The story for gold has been similar throughout the post crisis period. The common perception has long been that gold (NYSEARCA:GLD) has been rising as a direct result of the Fed's QE programs. And unlike Treasuries, gold at one time demonstrated the ability to perform well during periods when the Fed was actively engaged in asset purchases. This was true for gold, of course, until QE3.
But this does not tell the whole story, for unlike stocks, gold also has demonstrated the ability to perform well even during periods when the Fed has stepped away from daily liquidity injections.
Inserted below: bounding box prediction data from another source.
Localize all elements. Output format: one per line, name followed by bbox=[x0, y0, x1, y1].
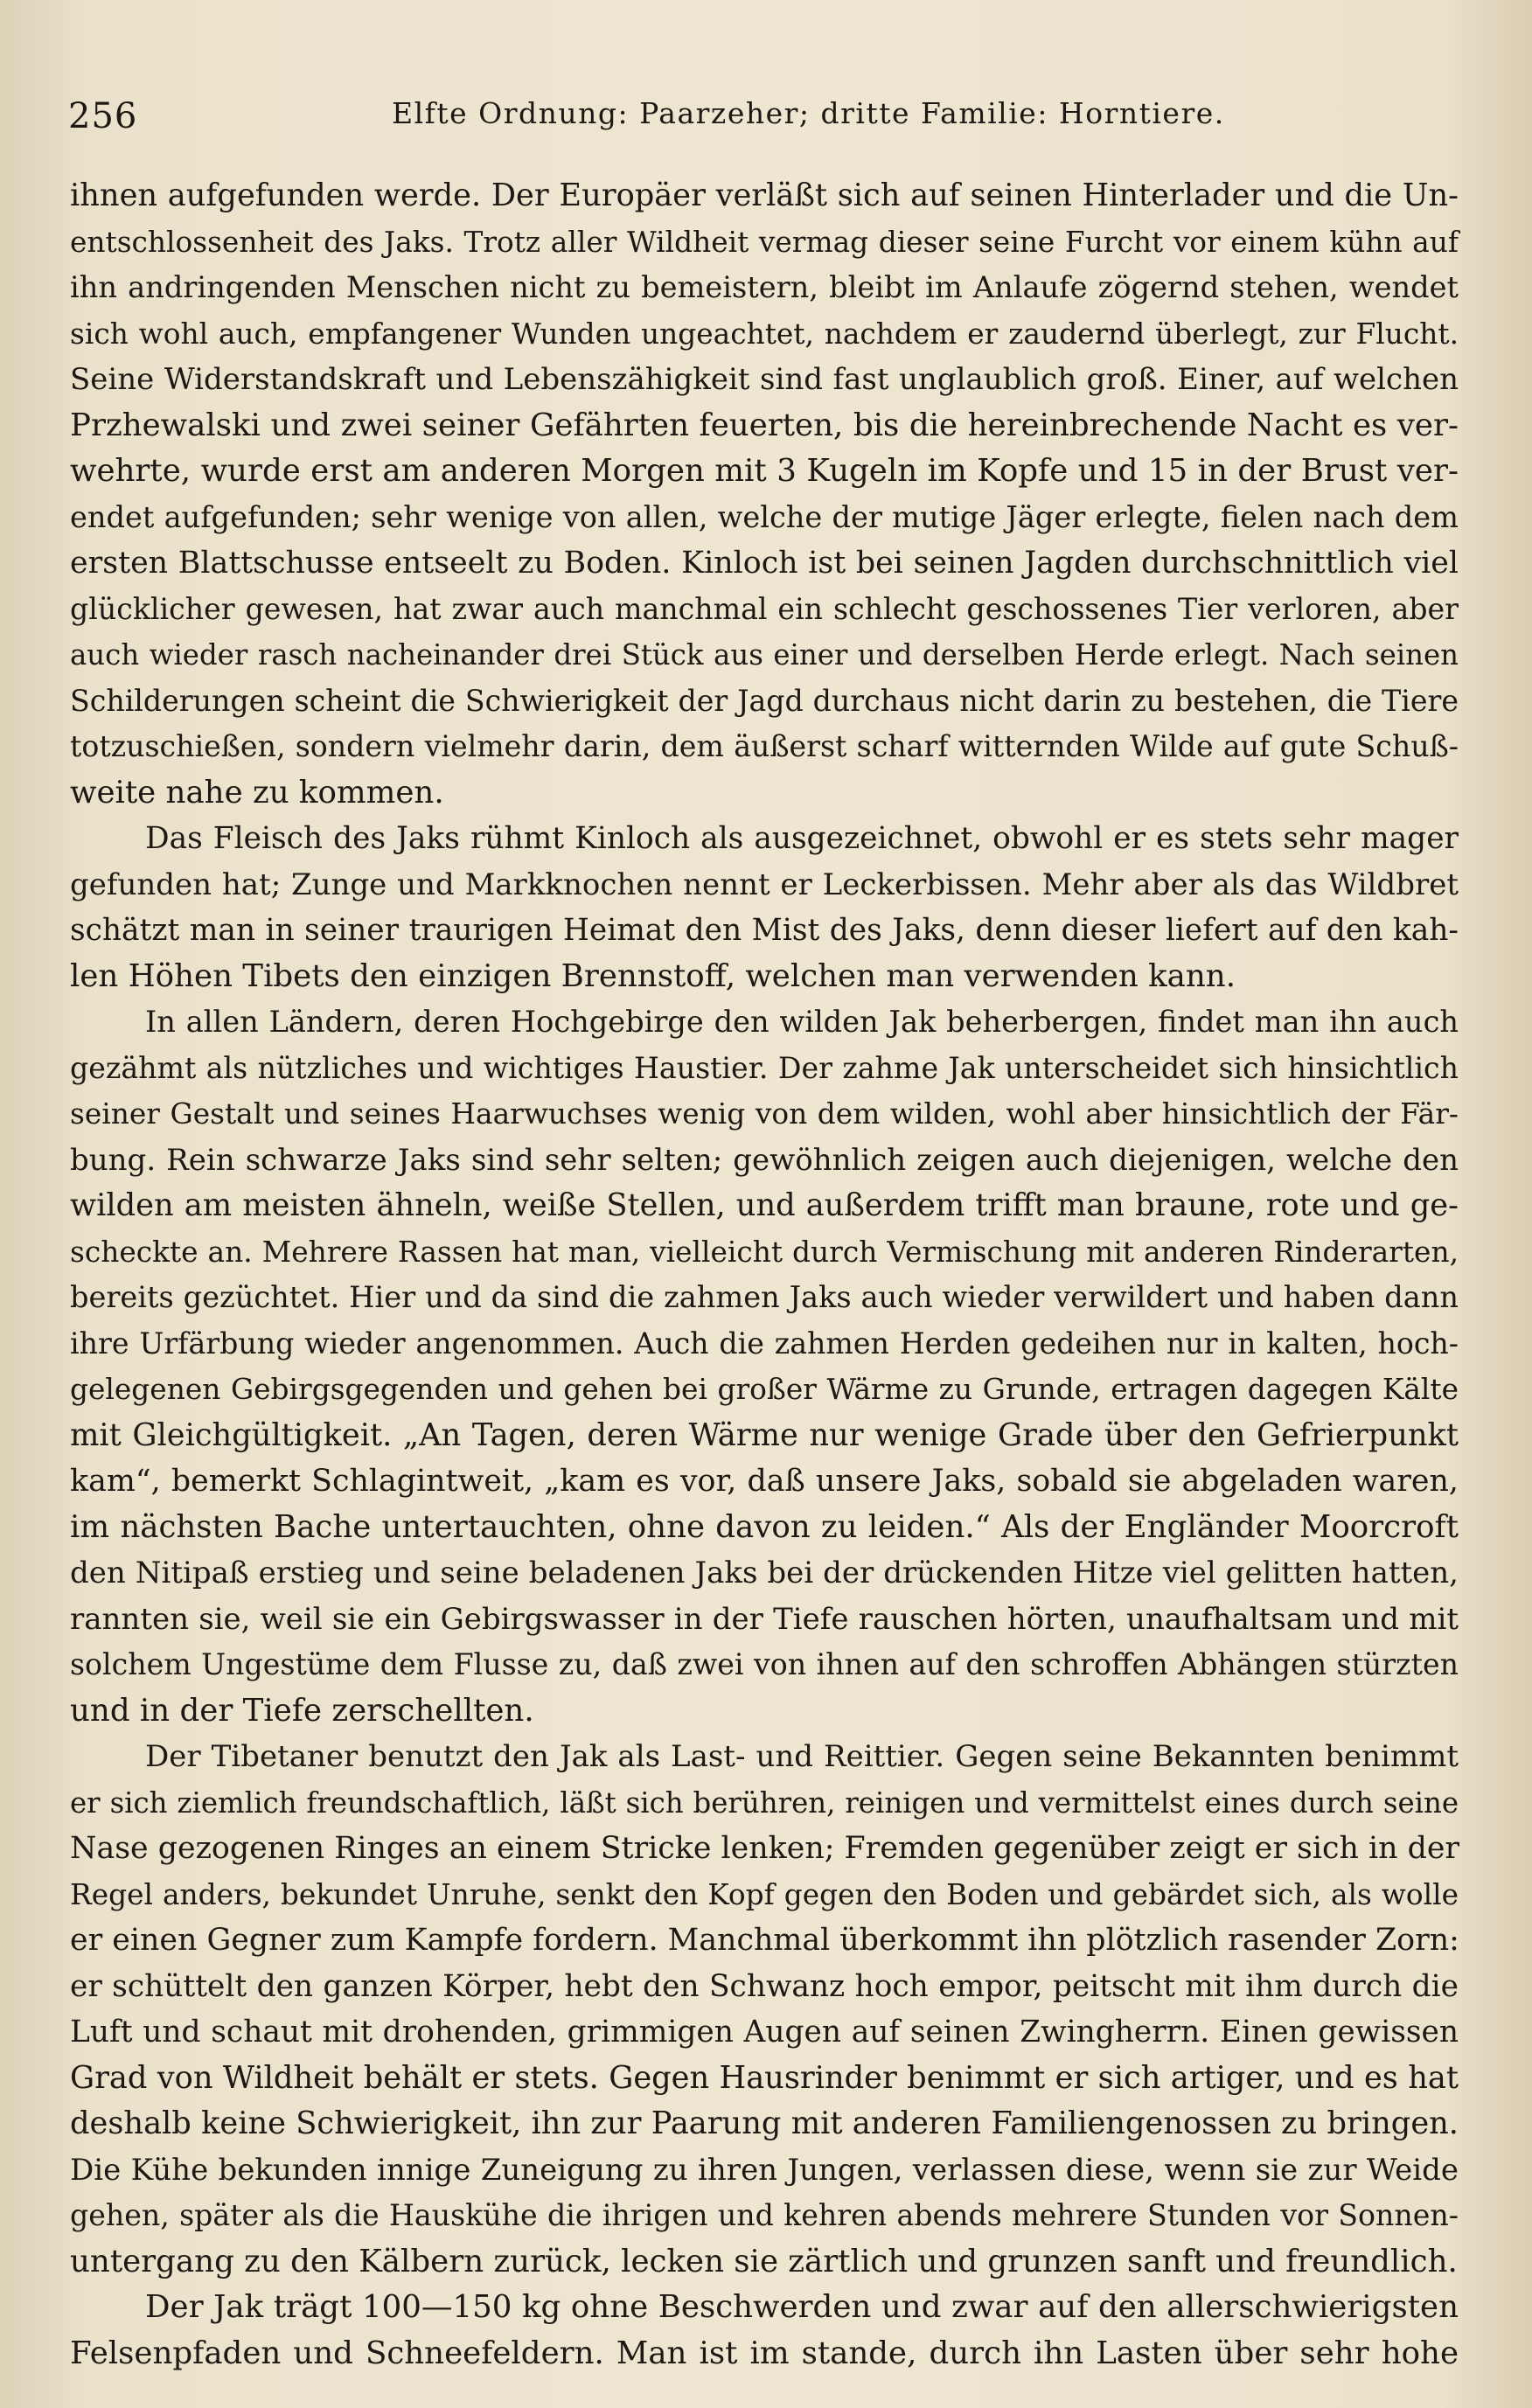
text-line: scheckte an. Mehrere Rassen hat man, vielleicht durch Vermischung mit anderen Rinderarten, bbox=[70, 1235, 1459, 1269]
text-line: entschlossenheit des Jaks. Trotz aller Wildheit vermag dieser seine Furcht vor einem kühn auf bbox=[70, 225, 1459, 259]
text-line: wehrte, wurde erst am anderen Morgen mit 3 Kugeln im Kopfe und 15 in der Brust ver- bbox=[70, 453, 1459, 489]
text-line: untergang zu den Kälbern zurück, lecken sie zärtlich und grunzen sanft und freundlich. bbox=[70, 2243, 1458, 2279]
text-line: rannten sie, weil sie ein Gebirgswasser in der Tiefe rauschen hörten, unaufhaltsam und mit bbox=[70, 1601, 1459, 1637]
text-line: sich wohl auch, empfangener Wunden ungeachtet, nachdem er zaudernd überlegt, zur Flucht. bbox=[70, 317, 1459, 351]
text-line: er schüttelt den ganzen Körper, hebt den Schwanz hoch empor, peitscht mit ihm durch die bbox=[70, 1968, 1459, 2004]
text-line: Die Kühe bekunden innige Zuneigung zu ihren Jungen, verlassen diese, wenn sie zur Weide bbox=[70, 2152, 1459, 2188]
text-line: den Nitipaß erstieg und seine beladenen Jaks bei der drückenden Hitze viel gelitten hatten, bbox=[70, 1555, 1459, 1590]
text-line: und in der Tiefe zerschellten. bbox=[70, 1692, 534, 1729]
text-line: Felsenpfaden und Schneefeldern. Man ist im stande, durch ihn Lasten über sehr hohe bbox=[70, 2335, 1459, 2371]
text-line: Der Jak trägt 100—150 kg ohne Beschwerden und zwar auf den allerschwierigsten bbox=[145, 2289, 1459, 2325]
text-line: gelegenen Gebirgsgegenden und gehen bei großer Wärme zu Grunde, ertragen dagegen Kälte bbox=[70, 1373, 1459, 1406]
text-line: bereits gezüchtet. Hier und da sind die zahmen Jaks auch wieder verwildert und haben dann bbox=[70, 1280, 1459, 1314]
text-line: gefunden hat; Zunge und Markknochen nennt er Leckerbissen. Mehr aber als das Wildbret bbox=[70, 866, 1459, 902]
text-line: Seine Widerstandskraft und Lebenszähigkeit sind fast unglaublich groß. Einer, auf welchen bbox=[70, 362, 1459, 397]
text-line: schätzt man in seiner traurigen Heimat den Mist des Jaks, denn dieser liefert auf den kah- bbox=[70, 913, 1459, 948]
text-line: Schilderungen scheint die Schwierigkeit der Jagd durchaus nicht darin zu bestehen, die Tiere bbox=[70, 683, 1459, 718]
text-line: er sich ziemlich freundschaftlich, läßt sich berühren, reinigen und vermittelst eines durch seine bbox=[70, 1785, 1459, 1820]
text-line: len Höhen Tibets den einzigen Brennstoff, welchen man verwenden kann. bbox=[70, 957, 1236, 994]
text-line: glücklicher gewesen, hat zwar auch manchmal ein schlecht geschossenes Tier verloren, aber bbox=[70, 591, 1459, 626]
text-line: endet aufgefunden; sehr wenige von allen, welche der mutige Jäger erlegte, fielen nach dem bbox=[70, 499, 1459, 534]
page-header bbox=[68, 91, 1459, 143]
text-line: ihre Urfärbung wieder angenommen. Auch die zahmen Herden gedeihen nur in kalten, hoch- bbox=[70, 1326, 1459, 1361]
text-line: ihn andringenden Menschen nicht zu bemeistern, bleibt im Anlaufe zögernd stehen, wendet bbox=[70, 270, 1459, 304]
text-line: Przhewalski und zwei seiner Gefährten feuerten, bis die hereinbrechende Nacht es ver- bbox=[70, 407, 1459, 443]
text-line: Regel anders, bekundet Unruhe, senkt den Kopf gegen den Boden und gebärdet sich, als wolle bbox=[70, 1877, 1459, 1911]
text-line: Luft und schaut mit drohenden, grimmigen Augen auf seinen Zwingherrn. Einen gewissen bbox=[70, 2015, 1459, 2050]
text-line: kam“, bemerkt Schlagintweit, „kam es vor, daß unsere Jaks, sobald sie abgeladen waren, bbox=[70, 1464, 1459, 1499]
text-line: im nächsten Bache untertauchten, ohne davon zu leiden.“ Als der Engländer Moorcroft bbox=[70, 1508, 1459, 1545]
text-line: seiner Gestalt und seines Haarwuchses wenig von dem wilden, wohl aber hinsichtlich der Fär- bbox=[70, 1097, 1459, 1131]
text-line: mit Gleichgültigkeit. „An Tagen, deren Wärme nur wenige Grade über den Gefrierpunkt bbox=[70, 1416, 1459, 1453]
text-line: ersten Blattschusse entseelt zu Boden. Kinloch ist bei seinen Jagden durchschnittlich viel bbox=[70, 546, 1459, 581]
text-line: bung. Rein schwarze Jaks sind sehr selten; gewöhnlich zeigen auch diejenigen, welche den bbox=[70, 1142, 1459, 1178]
text-line: weite nahe zu kommen. bbox=[70, 774, 444, 811]
text-line: gehen, später als die Hauskühe die ihrigen und kehren abends mehrere Stunden vor Sonnen- bbox=[70, 2198, 1459, 2232]
text-line: totzuschießen, sondern vielmehr darin, dem äußerst scharf witternden Wilde auf gute Schuß- bbox=[70, 729, 1459, 763]
text-line: auch wieder rasch nacheinander drei Stück aus einer und derselben Herde erlegt. Nach seinen bbox=[70, 638, 1459, 672]
body-text bbox=[70, 173, 1459, 2377]
page-number: 256 bbox=[68, 96, 138, 136]
text-line: gezähmt als nützliches und wichtiges Haustier. Der zahme Jak unterscheidet sich hinsichtlich bbox=[70, 1050, 1459, 1085]
text-line: wilden am meisten ähneln, weiße Stellen, und außerdem trifft man braune, rote und ge- bbox=[70, 1187, 1459, 1223]
running-head: Elfte Ordnung: Paarzeher; dritte Familie: Horntiere. bbox=[392, 96, 1225, 130]
text-line: ihnen aufgefunden werde. Der Europäer verläßt sich auf seinen Hinterlader und die Un- bbox=[70, 177, 1459, 213]
text-line: In allen Ländern, deren Hochgebirge den wilden Jak beherbergen, findet man ihn auch bbox=[145, 1005, 1459, 1039]
text-line: solchem Ungestüme dem Flusse zu, daß zwei von ihnen auf den schroffen Abhängen stürzten bbox=[70, 1647, 1459, 1681]
text-line: Das Fleisch des Jaks rühmt Kinloch als ausgezeichnet, obwohl er es stets sehr mager bbox=[145, 821, 1459, 856]
text-line: deshalb keine Schwierigkeit, ihn zur Paarung mit anderen Familiengenossen zu bringen. bbox=[70, 2105, 1459, 2141]
text-line: Grad von Wildheit behält er stets. Gegen Hausrinder benimmt er sich artiger, und es hat bbox=[70, 2059, 1459, 2096]
text-line: Nase gezogenen Ringes an einem Stricke lenken; Fremden gegenüber zeigt er sich in der bbox=[70, 1831, 1460, 1866]
text-line: er einen Gegner zum Kampfe fordern. Manchmal überkommt ihn plötzlich rasender Zorn: bbox=[70, 1923, 1459, 1958]
text-line: Der Tibetaner benutzt den Jak als Last- und Reittier. Gegen seine Bekannten benimmt bbox=[145, 1739, 1459, 1774]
So how can this possibly be? Isn't gold the direct beneficiary of the currency debasement that results from global central banks aggressively printing money into circulation? And wouldn't periods of prudence by global central banks when they stop the printing presses take the wind out of the sails of the gold trade? The answer here is once again fairly straightforward. While currency debasement and protecting against the risk of future inflation is certainly an argument for purchasing gold, it is not the only reason. If it were, gold would have performed dramatically better since the beginning of 2013 when the Fed launched into their latest and arguably most aggressive stimulus program in QE3. Instead, it is also influenced by factors such as perceived general price stability (benefiting not only from the threat of inflation, but also deflation), the threat of geopolitical conflict, the strength of the U.S. dollar relative to global currencies (which helps explain in part why gold has performed so well since the early 2000s when the U.S. adopted a weak dollar policy) and the potential for financial market turmoil. Moreover, it is an asset class that is heavily subject to sentiment as well as management from a select group of major financial institutions that have a notably large influence on the overall gold market. Lastly, it is also worth noting that gold is an asset that is being widely used as collateral for loans in places like China, which introduces and entirely different element of risk into the equation.
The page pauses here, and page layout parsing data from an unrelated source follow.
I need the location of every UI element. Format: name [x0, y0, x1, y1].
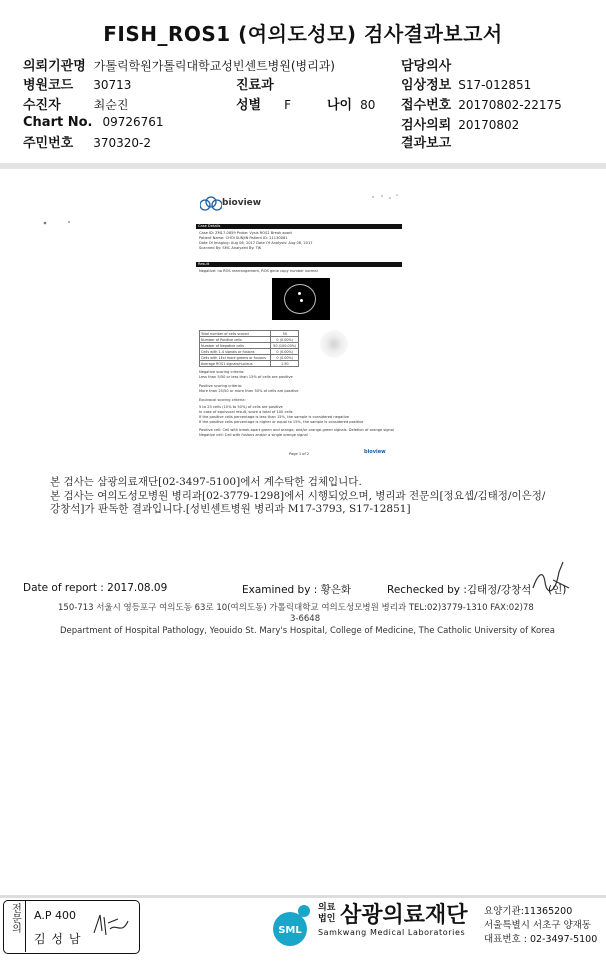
embedded-report	[196, 222, 402, 462]
legal-prefix-1: 의료	[318, 903, 336, 913]
criteria-line: 5 to 25 cells (10% to 50%) of cells are positive	[199, 405, 283, 409]
stamp-ap: A.P 400	[34, 909, 76, 922]
patient-label: 수진자	[23, 98, 61, 113]
table-cell-value: 0 (0.00%)	[271, 355, 299, 361]
org-name: 삼광의료재단	[340, 903, 468, 928]
institution-row	[23, 55, 335, 74]
stamp-vertical-label	[4, 901, 26, 952]
table-cell-value: 50	[271, 331, 299, 337]
clinical-info-value: S17-012851	[458, 78, 532, 92]
page-label: Page 1 of 2	[289, 452, 310, 456]
criteria-line: Positive scoring criteria:	[199, 384, 243, 388]
clinical-info-row	[401, 74, 531, 93]
chart-label: Chart No.	[23, 115, 93, 130]
case-details-header: Case Details	[196, 224, 402, 229]
note-line-1: 본 검사는 삼광의료재단[02-3497-5100]에서 계수탁한 검체입니다.	[50, 476, 362, 488]
report-title: FISH_ROS1 (여의도성모) 검사결과보고서	[103, 22, 503, 46]
table-cell-label: Number of Negative cells	[200, 343, 271, 349]
result-header: Result	[196, 262, 402, 267]
sex-value: F	[284, 98, 292, 112]
case-row: Scanned By: SMC Analyzed By: TJK	[199, 246, 262, 250]
institution-value: 가톨릭학원가톨릭대학교성빈센트병원(병리과)	[93, 59, 335, 73]
criteria-line: Negative cell: Cell with fusions and/or a single orange signal	[199, 433, 308, 437]
request-value: 20170802	[458, 118, 520, 132]
specialist-stamp	[3, 900, 140, 954]
request-row	[401, 114, 519, 133]
rechecked-suffix: (인)	[548, 584, 567, 596]
age-value: 80	[360, 98, 376, 112]
institution-code: 요양기관:11365200	[484, 906, 573, 917]
criteria-line: Equivocal scoring criteria:	[199, 398, 246, 402]
table-cell-value: 0 (0.00%)	[271, 349, 299, 355]
result-text: Negative: no ROS rearrangement, ROS gene copy number normal	[199, 269, 318, 273]
cell-count-table	[199, 330, 299, 367]
address-line-1: 150-713 서울시 영등포구 여의도동 63로 10(여의도동) 가톨릭대학교 여의도성모병원 병리과 TEL:02)3779-1310 FAX:02)78	[58, 603, 534, 613]
header-divider	[0, 163, 606, 169]
scan-speckle	[370, 186, 400, 194]
case-row: Case ID: ZM17-0859 Probe: Vysis ROS1 Break apart	[199, 231, 292, 235]
stamp-vertical-text: 전문의	[9, 903, 21, 933]
rrn-row	[23, 132, 151, 151]
org-contact	[484, 905, 597, 947]
patient-value: 최순진	[93, 98, 129, 112]
bioview-logo-text: bioview	[222, 198, 262, 208]
fish-signal	[298, 292, 301, 295]
note-line-3: 강창석]가 판독한 결과입니다.[성빈센트병원 병리과 M17-3793, S17-12851]	[50, 503, 411, 515]
clinical-info-label: 임상정보	[401, 78, 452, 93]
receipt-no-value: 20170802-22175	[458, 98, 562, 112]
criteria-line: If the positive cells percentage is higher or equal to 15%, the sample is considered positive	[199, 420, 364, 424]
sex-label: 성별	[236, 98, 262, 113]
stamp-signature	[92, 909, 132, 941]
rrn-value: 370320-2	[93, 136, 151, 150]
chart-row	[23, 114, 164, 130]
table-row	[200, 361, 299, 367]
hospital-code-value: 30713	[93, 78, 132, 92]
bioview-logo	[200, 196, 260, 214]
table-cell-value: 0 (0.00%)	[271, 337, 299, 343]
stamp-name: 김 성 남	[34, 932, 82, 946]
table-cell-value: 1.50	[271, 361, 299, 367]
sex-row	[236, 94, 291, 113]
table-cell-value: 50 (100.00%)	[271, 343, 299, 349]
hospital-code-label: 병원코드	[23, 78, 74, 93]
note-line-2: 본 검사는 여의도성모병원 병리과[02-3779-1298]에서 시행되었으며, 병리과 전문의[정요셉/김태정/이은정/	[50, 490, 546, 502]
scan-speckle	[42, 211, 72, 217]
chart-value: 09726761	[102, 115, 164, 129]
criteria-line: Negative scoring criteria:	[199, 370, 245, 374]
table-cell-label: Number of Positive cells	[200, 337, 271, 343]
department-line: Department of Hospital Pathology, Yeouido St. Mary's Hospital, College of Medicine, The Catholic University of Korea	[60, 626, 555, 636]
address-line-2: 3-6648	[290, 614, 321, 624]
patient-row	[23, 94, 128, 113]
bioview-circles-icon	[200, 196, 222, 212]
examined-by: Examined by : 황은화	[242, 584, 352, 596]
age-label: 나이	[327, 98, 353, 113]
age-row	[327, 94, 375, 113]
fish-cell-image	[272, 278, 330, 320]
signal-scatter-thumbnail	[320, 330, 348, 358]
fish-signal	[300, 299, 303, 302]
bottom-divider	[0, 895, 606, 898]
table-cell-label: Average ROS1 signals/nucleus	[200, 361, 271, 367]
hospital-code-row	[23, 74, 131, 93]
table-cell-label: Cells with 1Exl more greens or fusions	[200, 355, 271, 361]
criteria-line: Positive cell: Cell with break-apart green and orange, and/or orange-green signals. Deletion of orange signal	[199, 428, 394, 432]
org-name-en: Samkwang Medical Laboratories	[318, 928, 466, 937]
criteria-line: In case of equivocal result, score a total of 100 cells	[199, 410, 293, 414]
doctor-label: 담당의사	[401, 59, 452, 74]
institution-label: 의뢰기관명	[23, 59, 86, 74]
criteria-line: Less than 5/50 or less than 15% of cells are positive	[199, 375, 293, 379]
dept-label: 진료과	[236, 78, 274, 93]
org-address: 서울특별시 서초구 양재동	[484, 920, 591, 931]
case-row: Date Of Imaging: Aug 08, 2017 Date Of Analysis: Aug 08, 2017	[199, 241, 313, 245]
table-cell-label: Cells with 1-4 signals or fusions	[200, 349, 271, 355]
result-report-label: 결과보고	[401, 136, 452, 151]
sml-logo-text: SML	[278, 925, 302, 936]
legal-prefix-2: 법인	[318, 914, 336, 924]
table-cell-label: Total number of cells scored	[200, 331, 271, 337]
org-phone: 대표번호 : 02-3497-5100	[484, 934, 598, 945]
case-row: Patient Name: CHOI SUNJIN Patient ID: 21130081	[199, 236, 288, 240]
sml-logo-icon	[270, 903, 314, 947]
bioview-footer-logo: bioview	[364, 449, 386, 455]
criteria-line: More than 25/50 or more than 50% of cells are positive	[199, 389, 299, 393]
criteria-line: If the positive cells percentage is less than 15%, the sample is considered negative	[199, 415, 350, 419]
rechecked-by: Rechecked by :김태정/강창석	[387, 584, 532, 596]
receipt-row	[401, 94, 562, 113]
receipt-no-label: 접수번호	[401, 98, 452, 113]
rrn-label: 주민번호	[23, 136, 74, 151]
request-label: 검사의뢰	[401, 118, 452, 133]
date-of-report: Date of report : 2017.08.09	[23, 582, 168, 594]
legal-prefix	[318, 903, 335, 925]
With all of this in mind, the possibility exists that the positive effects on the gold market of any geopolitical and/or economic stability that might occur once the Fed ends its bond purchases may more than outweigh the negative effects on gold from no further currency debasement. Such is the consideration for the gold investor as QE3 draws to a close.
While QE3 is gradually winding down to its end in the coming months, it does not necessarily mean that the Treasury and gold market are going to suffer along with this loss of liquidity flow. History during the post crisis period has shown that these asset classes can thrive without the crutch of daily asset purchases from the Fed. And time will tell if they can repeat this performance the next time around.
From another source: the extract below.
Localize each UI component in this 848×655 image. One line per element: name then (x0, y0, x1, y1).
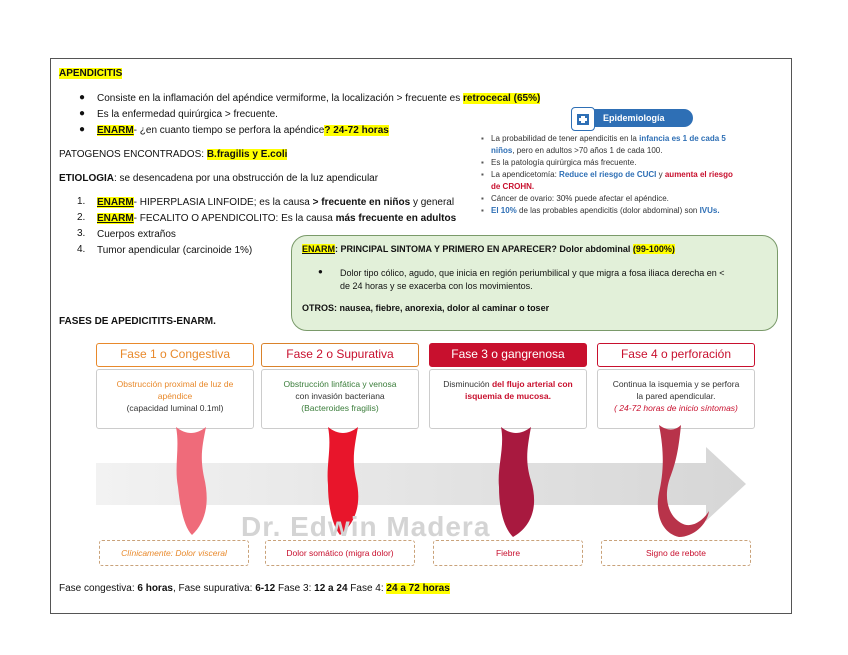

Disclosure: This article is for information purposes only. There are risks involved with investing including loss of principal. Gerring Capital Partners makes no explicit or implicit guarantee with respect to performance or the outcome of any investment or projections made. There is no guarantee that the goals of the strategies discussed by Gerring Capital Partners will be met. I am long TLT. I wrote this article myself, and it expresses my own opinions. I am not receiving compensation for it (other than from Seeking Alpha). I have no business relationship with any company whose stock is mentioned in this article. I am also long Treasuries via the IEF. I am long stocks via the SPLV and XLU as well as selected individual stocks. I also hold a meaningful allocation to cash at the present time.